The Scottish Government’s Place Based Investment Programme Fund is also supporting town centre revitalisation and 20-minute neighbourhoods.
We’ve taken 50 years to wreck the town centres, and it will take a good 20 to fix them.”
“That is the first time ever there has been a multi-year, significant amount of money towards town and city centres,” said Mr Prentice.
“That will act as a catalyst for commercial investment.”
He says town and city centres are also now “front and centre” of the planning system.
Fiscal framework needs review
“The National Planning Framework has towns and city centres mentioned all the way through. In the past it didn’t mention them at all.”
However, he says the fiscal framework still needs review.
David Lonsdale, director of the Scottish Retail Consortium, believes a challenge for centres now compared to the past is people having more leisure options on which to spend money.
This means less demand on high streets on top of the rise in out-of-town developments.
He said: “In more recent years we’ve had tepid economic growth since the financial crash, the rise of online shopping, and of course the Covid pandemic.
“All of this has affected retailing in town centres.”
SRC is calling for action to tackle business rates and the higher property rate.
It also wants changes to parking schemes, to attract rather than deter footfall, and cuts to bus and train fares into centres.
Mr Lonsdale says Scots spend £24 billion each year with retailers and even matching the “dismal” growth of the past ten years over the next decade could add £2 billion.
“However, we do think there will be fewer shops and that town centres need to look to other sectors to maintain and enhance the economic vitality.”
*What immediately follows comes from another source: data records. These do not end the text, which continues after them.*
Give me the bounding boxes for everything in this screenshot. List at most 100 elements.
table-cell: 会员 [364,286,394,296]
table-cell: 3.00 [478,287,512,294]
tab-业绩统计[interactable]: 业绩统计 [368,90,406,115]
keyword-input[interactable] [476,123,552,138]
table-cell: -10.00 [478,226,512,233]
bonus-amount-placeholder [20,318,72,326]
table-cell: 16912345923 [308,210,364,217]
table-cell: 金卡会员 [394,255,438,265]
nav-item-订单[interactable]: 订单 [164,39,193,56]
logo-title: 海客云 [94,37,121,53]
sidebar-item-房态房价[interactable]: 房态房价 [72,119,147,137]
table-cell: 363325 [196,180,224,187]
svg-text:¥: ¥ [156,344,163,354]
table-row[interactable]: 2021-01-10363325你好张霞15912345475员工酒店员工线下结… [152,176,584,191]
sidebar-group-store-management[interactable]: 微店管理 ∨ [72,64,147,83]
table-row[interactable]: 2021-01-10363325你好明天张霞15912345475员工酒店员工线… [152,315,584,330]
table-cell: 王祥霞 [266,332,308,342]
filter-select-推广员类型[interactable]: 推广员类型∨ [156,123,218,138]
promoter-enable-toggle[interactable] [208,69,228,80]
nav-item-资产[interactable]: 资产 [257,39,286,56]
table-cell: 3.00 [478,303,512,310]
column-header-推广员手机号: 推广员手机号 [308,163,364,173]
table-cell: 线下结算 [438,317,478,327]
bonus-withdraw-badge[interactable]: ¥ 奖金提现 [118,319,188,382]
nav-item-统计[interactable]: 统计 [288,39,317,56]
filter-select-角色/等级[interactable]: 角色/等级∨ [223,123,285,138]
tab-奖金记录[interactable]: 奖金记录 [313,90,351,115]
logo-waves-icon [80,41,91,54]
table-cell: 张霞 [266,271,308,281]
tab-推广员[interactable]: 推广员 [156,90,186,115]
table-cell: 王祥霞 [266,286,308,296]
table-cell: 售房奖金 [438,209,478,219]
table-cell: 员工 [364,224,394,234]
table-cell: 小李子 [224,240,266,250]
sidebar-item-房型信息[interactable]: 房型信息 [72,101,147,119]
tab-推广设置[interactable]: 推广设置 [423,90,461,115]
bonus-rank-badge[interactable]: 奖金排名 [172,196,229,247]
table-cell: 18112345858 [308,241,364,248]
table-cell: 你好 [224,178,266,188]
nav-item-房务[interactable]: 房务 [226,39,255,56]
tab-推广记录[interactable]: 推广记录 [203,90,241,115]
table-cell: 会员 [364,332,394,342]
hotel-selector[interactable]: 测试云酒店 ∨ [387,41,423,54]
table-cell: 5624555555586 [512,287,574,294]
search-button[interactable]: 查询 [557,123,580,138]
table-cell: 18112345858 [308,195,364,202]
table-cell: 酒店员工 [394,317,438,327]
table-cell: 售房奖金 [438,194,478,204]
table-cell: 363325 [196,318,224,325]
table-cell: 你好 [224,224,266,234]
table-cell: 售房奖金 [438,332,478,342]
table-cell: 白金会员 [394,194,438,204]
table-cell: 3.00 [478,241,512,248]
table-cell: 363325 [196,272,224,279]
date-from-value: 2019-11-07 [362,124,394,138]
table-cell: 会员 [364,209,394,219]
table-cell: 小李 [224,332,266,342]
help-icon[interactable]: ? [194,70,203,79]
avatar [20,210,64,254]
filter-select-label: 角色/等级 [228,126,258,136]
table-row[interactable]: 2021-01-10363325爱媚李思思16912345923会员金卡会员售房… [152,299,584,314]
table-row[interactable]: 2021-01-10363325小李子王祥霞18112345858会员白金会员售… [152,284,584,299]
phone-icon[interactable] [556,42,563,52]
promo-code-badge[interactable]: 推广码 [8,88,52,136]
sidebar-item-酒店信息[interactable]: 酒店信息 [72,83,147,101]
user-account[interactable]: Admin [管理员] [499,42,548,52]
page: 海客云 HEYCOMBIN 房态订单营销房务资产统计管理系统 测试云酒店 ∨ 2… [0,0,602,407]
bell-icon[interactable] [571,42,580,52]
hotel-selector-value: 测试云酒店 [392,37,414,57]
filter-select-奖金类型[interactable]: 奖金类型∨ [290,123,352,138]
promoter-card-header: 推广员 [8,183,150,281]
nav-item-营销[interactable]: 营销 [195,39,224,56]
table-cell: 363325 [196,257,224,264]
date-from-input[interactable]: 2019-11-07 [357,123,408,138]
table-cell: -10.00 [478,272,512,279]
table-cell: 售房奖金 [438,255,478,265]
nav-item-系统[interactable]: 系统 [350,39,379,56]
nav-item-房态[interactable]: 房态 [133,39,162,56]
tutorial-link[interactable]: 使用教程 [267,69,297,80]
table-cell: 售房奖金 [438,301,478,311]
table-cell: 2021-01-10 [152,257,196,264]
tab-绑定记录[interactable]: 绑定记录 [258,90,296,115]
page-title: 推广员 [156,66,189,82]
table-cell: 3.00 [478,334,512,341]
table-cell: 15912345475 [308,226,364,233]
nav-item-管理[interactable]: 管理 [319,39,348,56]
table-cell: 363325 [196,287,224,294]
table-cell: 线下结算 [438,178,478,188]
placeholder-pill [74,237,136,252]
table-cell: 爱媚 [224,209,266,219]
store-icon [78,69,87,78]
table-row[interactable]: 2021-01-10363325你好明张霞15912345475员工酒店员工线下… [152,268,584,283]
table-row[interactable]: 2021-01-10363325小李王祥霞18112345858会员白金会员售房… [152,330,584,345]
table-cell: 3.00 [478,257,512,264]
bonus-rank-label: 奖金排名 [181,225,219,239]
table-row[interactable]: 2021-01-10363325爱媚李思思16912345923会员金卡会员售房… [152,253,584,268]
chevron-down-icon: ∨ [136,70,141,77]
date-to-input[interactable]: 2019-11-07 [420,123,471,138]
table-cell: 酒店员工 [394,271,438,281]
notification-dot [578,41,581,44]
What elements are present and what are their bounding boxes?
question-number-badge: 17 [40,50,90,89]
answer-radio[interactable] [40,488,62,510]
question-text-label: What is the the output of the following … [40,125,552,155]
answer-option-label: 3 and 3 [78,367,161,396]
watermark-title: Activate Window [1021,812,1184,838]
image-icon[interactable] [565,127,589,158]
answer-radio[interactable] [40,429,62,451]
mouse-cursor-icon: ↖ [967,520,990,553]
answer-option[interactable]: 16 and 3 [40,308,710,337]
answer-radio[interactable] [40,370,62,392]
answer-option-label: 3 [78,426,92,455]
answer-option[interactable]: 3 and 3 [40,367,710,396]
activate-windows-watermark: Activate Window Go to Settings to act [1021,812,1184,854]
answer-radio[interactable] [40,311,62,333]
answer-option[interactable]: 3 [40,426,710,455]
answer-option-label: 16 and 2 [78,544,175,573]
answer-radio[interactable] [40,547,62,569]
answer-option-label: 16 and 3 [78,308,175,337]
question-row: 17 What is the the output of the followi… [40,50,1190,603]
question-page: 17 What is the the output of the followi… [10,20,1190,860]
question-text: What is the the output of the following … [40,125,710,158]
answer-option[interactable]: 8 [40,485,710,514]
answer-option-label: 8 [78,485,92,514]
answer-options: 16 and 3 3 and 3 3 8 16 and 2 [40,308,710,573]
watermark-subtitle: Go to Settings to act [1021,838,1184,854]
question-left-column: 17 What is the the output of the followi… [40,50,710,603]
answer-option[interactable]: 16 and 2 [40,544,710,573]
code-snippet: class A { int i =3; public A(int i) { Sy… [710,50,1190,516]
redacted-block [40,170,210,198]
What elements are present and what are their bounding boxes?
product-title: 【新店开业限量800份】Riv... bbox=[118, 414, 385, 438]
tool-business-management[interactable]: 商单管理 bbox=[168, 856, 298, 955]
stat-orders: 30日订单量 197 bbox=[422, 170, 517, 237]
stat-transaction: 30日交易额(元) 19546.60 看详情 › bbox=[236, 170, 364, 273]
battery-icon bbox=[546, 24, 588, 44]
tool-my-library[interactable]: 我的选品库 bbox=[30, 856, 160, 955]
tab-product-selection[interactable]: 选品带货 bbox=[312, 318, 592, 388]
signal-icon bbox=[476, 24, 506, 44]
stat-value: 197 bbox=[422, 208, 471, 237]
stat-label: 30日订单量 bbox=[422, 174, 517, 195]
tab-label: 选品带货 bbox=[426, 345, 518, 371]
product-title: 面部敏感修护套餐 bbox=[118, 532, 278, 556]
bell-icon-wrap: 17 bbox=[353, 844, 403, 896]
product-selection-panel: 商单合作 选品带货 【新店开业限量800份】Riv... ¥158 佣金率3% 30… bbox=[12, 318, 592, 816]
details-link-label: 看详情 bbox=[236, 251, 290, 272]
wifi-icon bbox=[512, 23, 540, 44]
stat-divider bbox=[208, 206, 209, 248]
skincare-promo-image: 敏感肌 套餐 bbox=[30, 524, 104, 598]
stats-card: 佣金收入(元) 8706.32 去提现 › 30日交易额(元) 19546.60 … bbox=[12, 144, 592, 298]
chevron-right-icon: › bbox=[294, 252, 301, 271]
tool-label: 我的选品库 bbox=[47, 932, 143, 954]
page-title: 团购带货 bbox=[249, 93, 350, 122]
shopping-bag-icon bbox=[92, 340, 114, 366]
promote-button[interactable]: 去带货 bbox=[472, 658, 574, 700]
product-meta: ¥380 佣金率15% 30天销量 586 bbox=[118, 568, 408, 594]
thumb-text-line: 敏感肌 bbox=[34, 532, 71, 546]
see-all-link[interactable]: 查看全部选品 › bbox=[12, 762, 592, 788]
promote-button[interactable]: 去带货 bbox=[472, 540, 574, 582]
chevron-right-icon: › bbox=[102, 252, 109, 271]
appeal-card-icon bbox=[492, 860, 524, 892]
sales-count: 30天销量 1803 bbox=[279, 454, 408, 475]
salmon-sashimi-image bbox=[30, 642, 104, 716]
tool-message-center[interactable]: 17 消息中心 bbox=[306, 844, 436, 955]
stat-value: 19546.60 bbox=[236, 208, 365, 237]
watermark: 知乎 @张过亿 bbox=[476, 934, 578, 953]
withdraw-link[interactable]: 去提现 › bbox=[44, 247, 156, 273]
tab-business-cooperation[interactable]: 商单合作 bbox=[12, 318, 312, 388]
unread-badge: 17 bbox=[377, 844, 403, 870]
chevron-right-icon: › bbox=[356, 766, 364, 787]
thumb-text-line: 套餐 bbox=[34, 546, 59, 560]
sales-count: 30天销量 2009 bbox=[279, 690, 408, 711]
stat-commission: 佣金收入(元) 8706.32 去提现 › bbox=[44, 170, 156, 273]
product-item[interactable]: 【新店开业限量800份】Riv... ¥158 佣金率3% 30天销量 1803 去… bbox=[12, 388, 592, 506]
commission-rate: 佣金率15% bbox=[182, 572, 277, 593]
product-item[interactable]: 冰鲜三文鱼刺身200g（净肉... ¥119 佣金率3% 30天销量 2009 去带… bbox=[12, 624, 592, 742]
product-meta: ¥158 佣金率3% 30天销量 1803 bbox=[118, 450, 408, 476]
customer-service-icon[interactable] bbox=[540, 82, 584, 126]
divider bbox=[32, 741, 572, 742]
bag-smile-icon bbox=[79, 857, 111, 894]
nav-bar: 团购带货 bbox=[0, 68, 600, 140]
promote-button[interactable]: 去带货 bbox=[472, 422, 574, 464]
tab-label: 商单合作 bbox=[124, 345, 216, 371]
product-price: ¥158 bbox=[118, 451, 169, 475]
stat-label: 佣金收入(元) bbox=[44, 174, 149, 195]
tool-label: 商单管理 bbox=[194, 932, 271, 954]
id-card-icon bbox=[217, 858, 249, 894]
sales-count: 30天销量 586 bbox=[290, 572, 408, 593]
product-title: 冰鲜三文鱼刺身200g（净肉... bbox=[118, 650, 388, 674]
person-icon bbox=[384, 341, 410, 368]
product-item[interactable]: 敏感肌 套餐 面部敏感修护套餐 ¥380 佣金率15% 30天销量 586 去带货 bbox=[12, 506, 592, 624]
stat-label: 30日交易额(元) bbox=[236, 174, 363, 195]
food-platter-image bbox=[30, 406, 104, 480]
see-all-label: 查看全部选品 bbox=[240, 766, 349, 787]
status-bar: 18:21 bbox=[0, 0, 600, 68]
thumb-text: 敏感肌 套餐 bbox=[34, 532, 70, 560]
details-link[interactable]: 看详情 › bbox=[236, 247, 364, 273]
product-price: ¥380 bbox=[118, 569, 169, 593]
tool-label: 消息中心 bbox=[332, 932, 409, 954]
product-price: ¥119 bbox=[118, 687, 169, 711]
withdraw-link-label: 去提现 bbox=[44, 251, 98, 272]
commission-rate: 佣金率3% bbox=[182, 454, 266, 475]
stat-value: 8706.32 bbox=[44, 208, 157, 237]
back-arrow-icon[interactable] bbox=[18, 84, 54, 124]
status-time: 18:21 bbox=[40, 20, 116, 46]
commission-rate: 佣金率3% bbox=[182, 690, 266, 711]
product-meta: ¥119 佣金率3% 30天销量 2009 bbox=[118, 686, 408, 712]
Andrew Goodacre, CEO of the British Independent Retailers Association, says recovery depends on location and the vision of the local leadership.
“Where we work is still changing and so the large cities have bigger decisions to face than some of the smaller towns.”
In November, Highland Council backed a masterplan for Inverness.
It moved away from a retail focus, in favour of housing, offices and leisure, along with a night-time economy.
Executive chief officer for infrastructure, environment and economy, Malcolm MacLeod, says many vacant shops and upper floors of buildings are being converted into flats as interest grows in city centre living.
He points to improvements to the Victorian Market, the redevelopment of Inverness Castle and schemes like the Highland Food and Drink Trail as examples of efforts to encourage more people into the centre.
He said: “There are things outwith our control, like online retailing. But we are doing everything we can to attract Scottish and UK Government funding towards projects that will really benefit city and town centres.”
MP Drew Hendry, who also launched a City Vision for Inverness last year, believes empty shops and congestion are among the reasons why high streets are seen as unattractive.
He says people want high streets to be more activity-focused, more family-friendly and pleasant places to walk and cycle.
“We need a radical rethink of how we use these areas to make them a place folk want to spend time.”
Towns and cities of the future
The Scottish Government states its Town Centre Action Plan 2 sets out plans to build thriving, sustainable towns and cities of the future.
“We want to ensure action is taken to transform town centres to mitigate and reduce the impact of climate change, to become more inclusive, to play their part in community wealth building, transition to a wellbeing economy and support social renewal following the pandemic,” a spokesman said.
It says actions include the lowest non-domestic property rates in the UK for over 95% of non-domestic properties.